Hale Sheppard has an interesting article out in Tax Notes in which he updates readers on the Service's most recent settlement initiative. He compares that initiative to prior settlement offers. Sheppard discusses the history of conservation easements from the pre-IRC 170(h) days, through the wild and crazy days of abusive valuations, the Service's "listed transaction" stance and its long-running counter offensive, all the way up to the latest settlement offer. Here is the introduction to Evaluating Three Conservation Easement Settlement Offers:
It has been nearly a decade since the IRS started conducting widescale audits of what it now labels syndicated conservation easement transactions (SCETs). When that will end is far from clear, but what is apparent is that the IRS is eager to conclude as many cases as possible, and fast. Why? The IRS might be concerned about losing a major case on valuation issues before the Tax Court or Court of Appeals, which could unleash numerous future taxpayer victories. Another possibility is that the IRS wants to clear its inventory of existing SCET cases, believing they soon might not be problematic because of a new law limiting the size of charitable deductions.
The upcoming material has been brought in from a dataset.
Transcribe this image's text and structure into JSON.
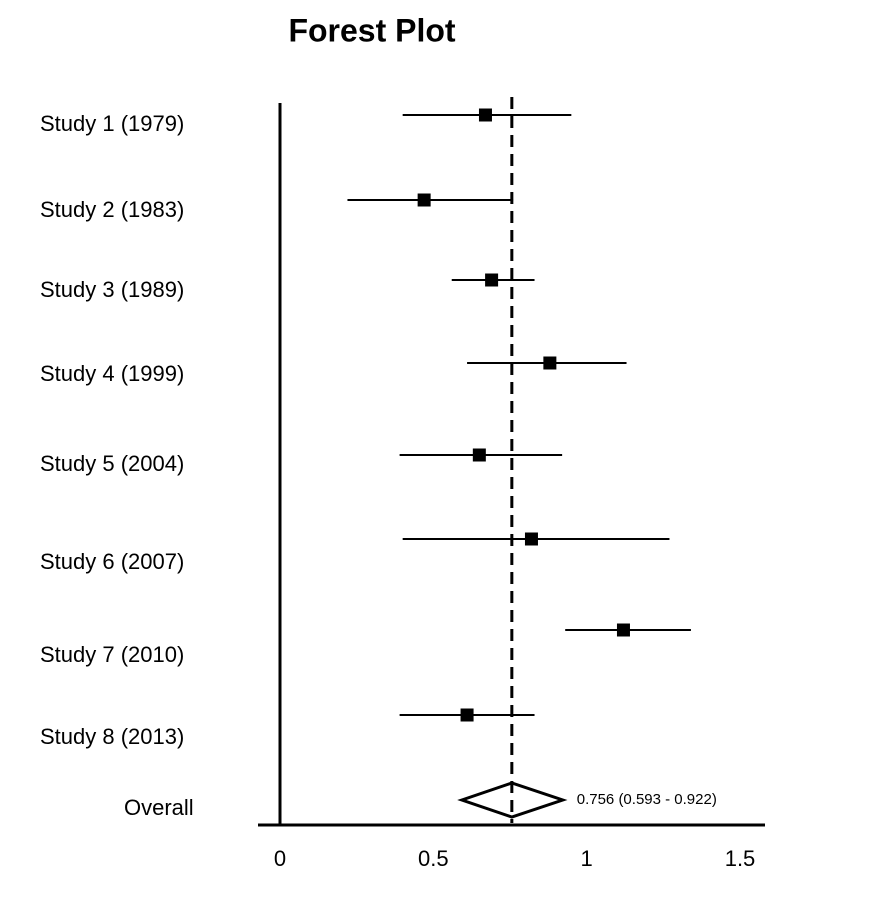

Another motive might be that battling sophisticated taxpayers in high-dollar, complex, document-intensive cases is a drain on the IRS’s resources. The true reasons for the IRS’s desire to resolve SCET cases now is not especially important; what matters is understanding the relevant settlement programs and their nuances. This article compares three different IRS programs, identifying several open questions.